9:32 p.m.: Oh, guess the debate is over. I’ll read a transcript tomorrow morning or something.

9:31 p.m.: Martin still in the game, behind the plate. Wonder if the ump will hold a grudge – he should.

9:29 p.m.: TOSS HIM! Russell Martin is arguing balls and strikes! That’s against the rules, son! He’s got to be ejected, umpire! I call Shenanigans!

9:26 p.m.: Big deal, Manny homers. He’s another one playing for a contract. It’s only a solo bomb. 5-1.

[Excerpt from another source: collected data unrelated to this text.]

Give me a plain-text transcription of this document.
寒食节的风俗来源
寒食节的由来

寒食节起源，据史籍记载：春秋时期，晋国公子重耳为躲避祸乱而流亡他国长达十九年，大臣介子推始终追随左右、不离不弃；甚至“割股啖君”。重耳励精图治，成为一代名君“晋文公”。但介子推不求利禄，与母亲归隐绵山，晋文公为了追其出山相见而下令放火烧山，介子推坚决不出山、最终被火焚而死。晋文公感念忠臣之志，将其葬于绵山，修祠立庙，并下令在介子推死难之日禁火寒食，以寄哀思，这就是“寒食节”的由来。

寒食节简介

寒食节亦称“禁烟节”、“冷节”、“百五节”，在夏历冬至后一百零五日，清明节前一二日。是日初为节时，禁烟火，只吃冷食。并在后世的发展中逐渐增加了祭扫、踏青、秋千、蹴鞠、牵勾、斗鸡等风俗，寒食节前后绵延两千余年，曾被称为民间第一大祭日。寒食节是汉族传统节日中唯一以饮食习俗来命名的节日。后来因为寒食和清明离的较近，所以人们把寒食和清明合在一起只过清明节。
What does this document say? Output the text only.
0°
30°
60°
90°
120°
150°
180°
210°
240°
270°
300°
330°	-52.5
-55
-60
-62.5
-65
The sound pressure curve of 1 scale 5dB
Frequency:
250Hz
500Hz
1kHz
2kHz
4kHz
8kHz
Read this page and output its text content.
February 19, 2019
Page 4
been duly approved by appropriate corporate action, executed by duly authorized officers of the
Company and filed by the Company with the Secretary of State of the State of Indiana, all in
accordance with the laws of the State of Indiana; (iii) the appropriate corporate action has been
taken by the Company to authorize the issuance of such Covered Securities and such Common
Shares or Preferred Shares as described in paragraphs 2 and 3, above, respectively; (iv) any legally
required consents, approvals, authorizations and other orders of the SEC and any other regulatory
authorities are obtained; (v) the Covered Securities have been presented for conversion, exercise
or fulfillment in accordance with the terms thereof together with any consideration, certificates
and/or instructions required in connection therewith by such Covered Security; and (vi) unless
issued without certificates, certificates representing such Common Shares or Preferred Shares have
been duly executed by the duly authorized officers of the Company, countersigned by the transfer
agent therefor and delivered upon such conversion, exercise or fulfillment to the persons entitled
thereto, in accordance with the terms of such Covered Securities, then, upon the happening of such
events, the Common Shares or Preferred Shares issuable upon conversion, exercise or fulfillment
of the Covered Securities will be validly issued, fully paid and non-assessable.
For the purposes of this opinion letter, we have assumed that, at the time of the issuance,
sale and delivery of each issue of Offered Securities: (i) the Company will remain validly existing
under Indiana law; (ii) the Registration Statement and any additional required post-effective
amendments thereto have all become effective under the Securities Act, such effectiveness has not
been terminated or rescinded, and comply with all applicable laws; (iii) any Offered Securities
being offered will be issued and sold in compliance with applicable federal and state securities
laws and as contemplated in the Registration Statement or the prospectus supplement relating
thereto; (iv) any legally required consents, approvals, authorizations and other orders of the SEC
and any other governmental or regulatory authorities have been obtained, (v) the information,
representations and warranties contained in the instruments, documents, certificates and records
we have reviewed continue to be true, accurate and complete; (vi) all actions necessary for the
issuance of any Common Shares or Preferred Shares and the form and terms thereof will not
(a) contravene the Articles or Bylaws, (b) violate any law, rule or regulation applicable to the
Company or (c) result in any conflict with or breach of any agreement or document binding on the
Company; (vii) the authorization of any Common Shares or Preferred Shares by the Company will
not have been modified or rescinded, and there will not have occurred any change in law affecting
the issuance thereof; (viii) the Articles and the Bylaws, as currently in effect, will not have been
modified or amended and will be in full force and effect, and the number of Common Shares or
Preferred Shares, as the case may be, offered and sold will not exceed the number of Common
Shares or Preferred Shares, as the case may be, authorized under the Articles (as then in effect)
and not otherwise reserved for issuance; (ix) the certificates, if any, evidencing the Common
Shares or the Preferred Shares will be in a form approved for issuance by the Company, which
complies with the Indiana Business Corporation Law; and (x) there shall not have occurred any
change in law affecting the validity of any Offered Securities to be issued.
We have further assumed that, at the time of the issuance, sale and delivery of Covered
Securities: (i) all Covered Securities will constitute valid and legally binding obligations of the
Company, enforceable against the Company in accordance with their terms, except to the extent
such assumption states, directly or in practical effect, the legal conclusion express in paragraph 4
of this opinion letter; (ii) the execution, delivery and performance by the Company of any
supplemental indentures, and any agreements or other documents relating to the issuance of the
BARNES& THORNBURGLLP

9:24 p.m.: Subjective journalism alerts: FOX desperately wanted L.A. to win this game. Tim McCarver is terrifically stupid. I loved how early on, one of the pitchers was about to throw, and McCarver says something like “here you’ve GOT to throw a curveball,” and the guy throws a 92 MPH fastball.

9:23 p.m.: Pat Burrell, playing for a new fat contract, makes a really good running catch. Phils up 5-0 in the bottom of the 6th. Is this some kind of weird dream?